Sentado en la penumbra la vio
acodada en la barra del bar
con un vaso largo en la mano
y levantando de a ratos la cabeza
para lanzar grandes bocanadas
de humo. El largo cabello suelto
le cubría la espalda
y llegaba hasta la fina cintura.
A través de la tenue
tela negra de su vestido se
adivinaban sus blancas y tentadoras
nalgas en una indiscutible evidencia
de la ausencia de ropa interior.
Ernesto esperaba impaciente
un giro de la cabeza para poder
apreciar lo que hasta ahora
sólo imaginaba. Siguió
observándola ansioso
pero con extrañeza, dado
el curioso comportamiento de
los otros parroquianos del bar
que, al pasar por detrás
de la chica (¿era una
joven o una mujer madura con
buen cuerpo?), le palmeaban
las asentaderas. Impaciente,
siguió esperando a que
cambiara de posición.
Largo rato después ella
giró su cuerpo sobre
el taburete y se mostró
de perfil. Sí... Así
la había imaginado; joven,
rubia, hermosa, con largas y
bellas piernas enfundadas en
medias negras caladas. Parte
del cabello también le
cubría el pecho.
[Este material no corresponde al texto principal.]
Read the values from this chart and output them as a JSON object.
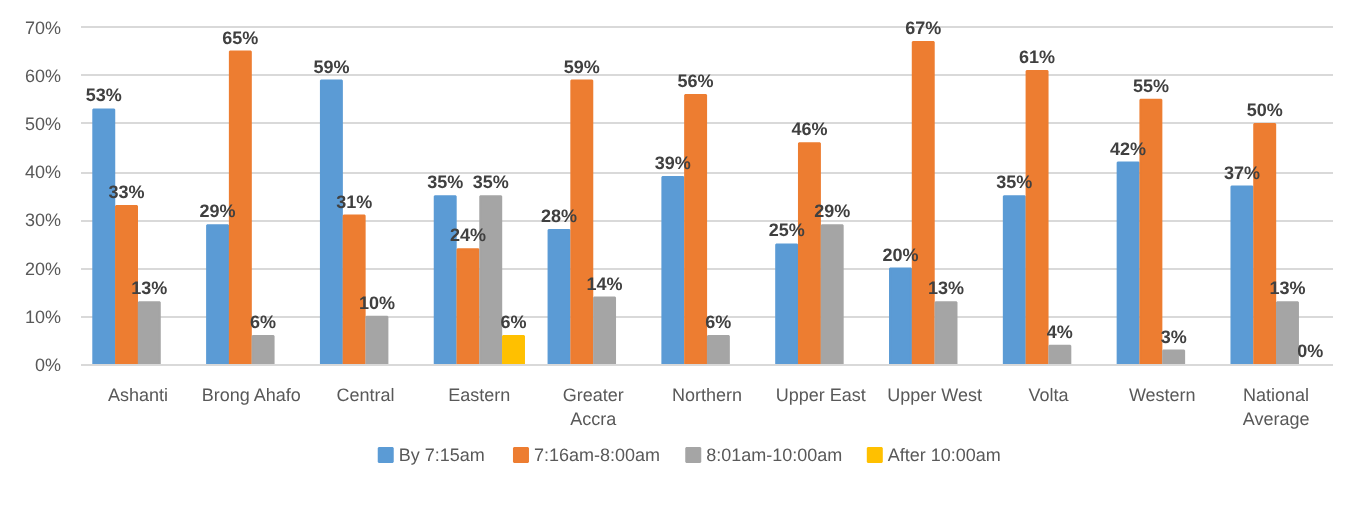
{
  "chart_data": {
    "type": "bar",
    "categories": [
      "Ashanti",
      "Brong Ahafo",
      "Central",
      "Eastern",
      "Greater Accra",
      "Northern",
      "Upper East",
      "Upper West",
      "Volta",
      "Western",
      "National Average"
    ],
    "series": [
      {
        "name": "By 7:15am",
        "color": "#5b9bd5",
        "values": [
          53,
          29,
          59,
          35,
          28,
          39,
          25,
          20,
          35,
          42,
          37
        ],
        "value_labels": [
          "53%",
          "29%",
          "59%",
          "35%",
          "28%",
          "39%",
          "25%",
          "20%",
          "35%",
          "42%",
          "37%"
        ]
      },
      {
        "name": "7:16am-8:00am",
        "color": "#ed7d31",
        "values": [
          33,
          65,
          31,
          24,
          59,
          56,
          46,
          67,
          61,
          55,
          50
        ],
        "value_labels": [
          "33%",
          "65%",
          "31%",
          "24%",
          "59%",
          "56%",
          "46%",
          "67%",
          "61%",
          "55%",
          "50%"
        ]
      },
      {
        "name": "8:01am-10:00am",
        "color": "#a5a5a5",
        "values": [
          13,
          6,
          10,
          35,
          14,
          6,
          29,
          13,
          4,
          3,
          13
        ],
        "value_labels": [
          "13%",
          "6%",
          "10%",
          "35%",
          "14%",
          "6%",
          "29%",
          "13%",
          "4%",
          "3%",
          "13%"
        ]
      },
      {
        "name": "After 10:00am",
        "color": "#ffc000",
        "values": [
          null,
          null,
          null,
          6,
          null,
          null,
          null,
          null,
          null,
          null,
          0
        ],
        "value_labels": [
          null,
          null,
          null,
          "6%",
          null,
          null,
          null,
          null,
          null,
          null,
          "0%"
        ]
      }
    ],
    "ylim": [
      0,
      70
    ],
    "yticks": [
      {
        "value": 0,
        "label": "0%"
      },
      {
        "value": 10,
        "label": "10%"
      },
      {
        "value": 20,
        "label": "20%"
      },
      {
        "value": 30,
        "label": "30%"
      },
      {
        "value": 40,
        "label": "40%"
      },
      {
        "value": 50,
        "label": "50%"
      },
      {
        "value": 60,
        "label": "60%"
      },
      {
        "value": 70,
        "label": "70%"
      }
    ],
    "grid": "y",
    "legend": "bottom"
  }
}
Con
un gesto desenfadado al pedir
al barman otra copa, Ernesto
sintió palpitar el corazón
con fuerza al tiempo que la
respiración se le agitaba,
ya que entre las guedejas del
pelo asomaron los pechos coronados
por rozados pezones. Creyó
que soñaba. Nunca había
visto ni experimentado algo
igual. La sensación bajaba
por su vientre y se revolvíó
en la butaca mientras se secaba
la cara con el pañuelo.
Sabía que no podría
abordarla y que la perdería,
pero aún así cavilaba
sobre la posibilidad de averiguar
su nombre y dirección.
En eso estaba cuando el fornido
barman inclinándose sobre
la barra tomó a la mujer
por debajo de los brazos y la
sentó sobre el mostrador.
Sus hábiles manos abrieron
la breve falda mostrando las
abiertas piernas y ofreciendo
al público las exquisiteces
de la rubia. Comenzó
entonces una subasta para comprarla.
La cifra más alta ofrecida
fue la de un morocho de pelo
motoso quien, quitándose
la ropa, trepó al mostrador
para gozar de la pieza recién
adquirida.
Ernesto se mordía los
labios y se estrujaba los dedos
al ver el espectáculo
tremendamente lascivo. La hermosa
rubia se había transformado
en una arrastrada inmunda. Decidió
abandonar el sitio. Al salir
a la calle vio que ya no llovía.
Se detuvo un rato en la vereda
para recomponer su ánimo.
Sobre su cabeza un gran letrero
con la leyenda
- V E N U S -
CINE PORNO -
proclamaba una luminaria invitación.
Enrique
R. Fernández Anderson
Participó del II Concurso
Literario (2005) de la revista
El Abasto,
Pecados Capitales. Concursó
en Lujuria.
Publicado en El Abasto n°72,
diciembre 2005.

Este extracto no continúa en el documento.